Traverse City Record-Eagle. March 21, 2019

Cutting carbon emissions — Let’s plan this together

We are intrigued by some new plans put forth by smart minds to offer system-wide course corrections to what many say is a date with environmental destiny.

One of these plans — The Energy Innovation and Carbon Dividend Act — is getting a big grassroots push by well organized national groups like the Citizens Climate Lobby, which got its Michigan start in our region.

The act places a fee on fossil fuels from the point of extraction and collects the money for redistribution. It assesses a “border carbon adjustment” for imported goods, and allows a refund for exports. It also pauses EPA authority to regulate emissions for a decade.

We support the concepts of this plan and its nonpartisan, market-based appeal.

It reminds us of the Alaska Permanent Fund, which was designed to be an investment where at least 25 percent of the oil money is put in a dedicated fund for future days when we don’t have oil as a resource.
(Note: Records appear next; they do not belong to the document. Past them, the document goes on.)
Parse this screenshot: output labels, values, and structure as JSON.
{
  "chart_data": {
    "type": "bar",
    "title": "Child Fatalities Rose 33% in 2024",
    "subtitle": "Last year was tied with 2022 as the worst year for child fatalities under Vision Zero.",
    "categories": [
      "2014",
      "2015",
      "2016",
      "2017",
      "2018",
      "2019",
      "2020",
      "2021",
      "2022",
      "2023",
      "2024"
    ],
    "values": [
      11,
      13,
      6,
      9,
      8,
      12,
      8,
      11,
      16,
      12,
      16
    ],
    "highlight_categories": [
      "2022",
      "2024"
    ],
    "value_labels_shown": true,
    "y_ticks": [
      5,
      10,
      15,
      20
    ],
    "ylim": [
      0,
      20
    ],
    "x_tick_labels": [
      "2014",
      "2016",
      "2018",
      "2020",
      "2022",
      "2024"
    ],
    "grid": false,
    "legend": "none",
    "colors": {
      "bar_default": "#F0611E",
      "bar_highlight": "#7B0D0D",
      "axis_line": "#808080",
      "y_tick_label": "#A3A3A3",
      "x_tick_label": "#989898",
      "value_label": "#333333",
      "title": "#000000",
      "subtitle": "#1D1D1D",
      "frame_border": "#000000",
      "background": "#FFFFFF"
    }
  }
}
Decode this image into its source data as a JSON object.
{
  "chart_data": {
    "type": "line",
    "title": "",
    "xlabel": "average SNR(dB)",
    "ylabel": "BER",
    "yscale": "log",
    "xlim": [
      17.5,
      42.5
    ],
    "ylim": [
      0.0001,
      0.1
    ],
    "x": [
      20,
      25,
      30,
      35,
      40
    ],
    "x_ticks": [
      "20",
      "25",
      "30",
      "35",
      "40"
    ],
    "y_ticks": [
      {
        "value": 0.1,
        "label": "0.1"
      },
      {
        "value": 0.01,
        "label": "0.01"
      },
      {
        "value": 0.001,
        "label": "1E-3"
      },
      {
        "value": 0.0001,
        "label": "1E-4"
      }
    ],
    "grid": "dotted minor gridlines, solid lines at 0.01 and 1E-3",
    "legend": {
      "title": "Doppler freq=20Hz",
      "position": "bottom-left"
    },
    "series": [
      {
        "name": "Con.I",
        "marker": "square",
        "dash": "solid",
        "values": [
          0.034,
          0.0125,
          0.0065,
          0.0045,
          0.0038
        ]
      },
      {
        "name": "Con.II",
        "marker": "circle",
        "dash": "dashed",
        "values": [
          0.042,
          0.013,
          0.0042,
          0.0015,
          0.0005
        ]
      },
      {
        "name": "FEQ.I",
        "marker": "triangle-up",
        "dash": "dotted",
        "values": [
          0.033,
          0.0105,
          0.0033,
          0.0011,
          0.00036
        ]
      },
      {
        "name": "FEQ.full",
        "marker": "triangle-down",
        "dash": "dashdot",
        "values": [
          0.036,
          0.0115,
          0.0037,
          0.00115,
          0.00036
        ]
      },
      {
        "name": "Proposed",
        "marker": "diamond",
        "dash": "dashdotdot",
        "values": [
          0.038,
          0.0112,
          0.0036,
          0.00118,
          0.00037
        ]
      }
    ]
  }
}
It was also a reaction to inefficient government spending of the $900 million bump from oil field leasing.

The fund distributes the royalties annually to residents, with payments varying between $330 (at the low end) to $2,000 (at the high end).

Funds are protected, but able to be used for general fund spending — which we think would be a mistake in any national bill, as the high-vote threshold used in Alaska has not been a deterrent for government hands and we’ve seen what happens to programs like the Michigan lottery panacea.

Neither has the APF been a deterrent for work, according to a 2018 paper that found “that a universal and permanent cash transfer does not significantly decrease aggregate employment.”

But under the proposals, us real folk would see an immediate jump in costs, as fossil fuels pervade so much of what we consume, with many costs already held in check with elaborate subsidies. It wouldn’t be a bonus — receiving the rebates by all citizens would be a matter of survival.

Here in northwest Lower Michigan, we have a large stake in getting it right: We lean on our climate. It is the basis for our ability to grow tender fruits and cherries and grapes. It is the basis for our year round appeal to visitors. Our watch over Great Lakes’ waters means protecting 1/5 of the world’s fresh water supply.

But we shouldn’t be naive about where our power comes from, or how much we use. The majority of our state’s power comes from coal-fired power plants — 37 percent in 2017 and our three nuclear power plants kicked in 29 percent of our state’s electricity — and we’re not building any more of those at this point as our state’s utility companies move away from energy production and lean on out of state providers more.

The fire this winter at a natural gas plant that almost immediately disrupted the state shows us how close to the edge we operate.

And boy, do we operate. Think of how much living in the digital age relies on a power source. Imagine that source dark.

Our lives today would not be able to roll with the rolling brownouts of the 1970s. It would be bedlam. No lights, no communication, no finances.

So, we urge a pragmatic approach that incorporates current realities. Wind and solar combined generate 17 percent of our electricity, less elsewhere. Coal provides 40 percent of the world’s energy.

We know that long-term solutions are a hard sell for we who are wired for short-term rewards.

We complain about fairness in policy, though often the places most likely impacted by climate change are its least creators.

We all know that legislation changes can be dramatic from start to finish as a bill moves through the amendment process. Some of that can happen in the dark of night. The process will have to be carefully watched with a bright light to remain pure and to ensure the goal of economic neutrality is maintained.

We should look to find better ways while keeping our minds open to all possibilities that could help us achieve — as together is the only way forward.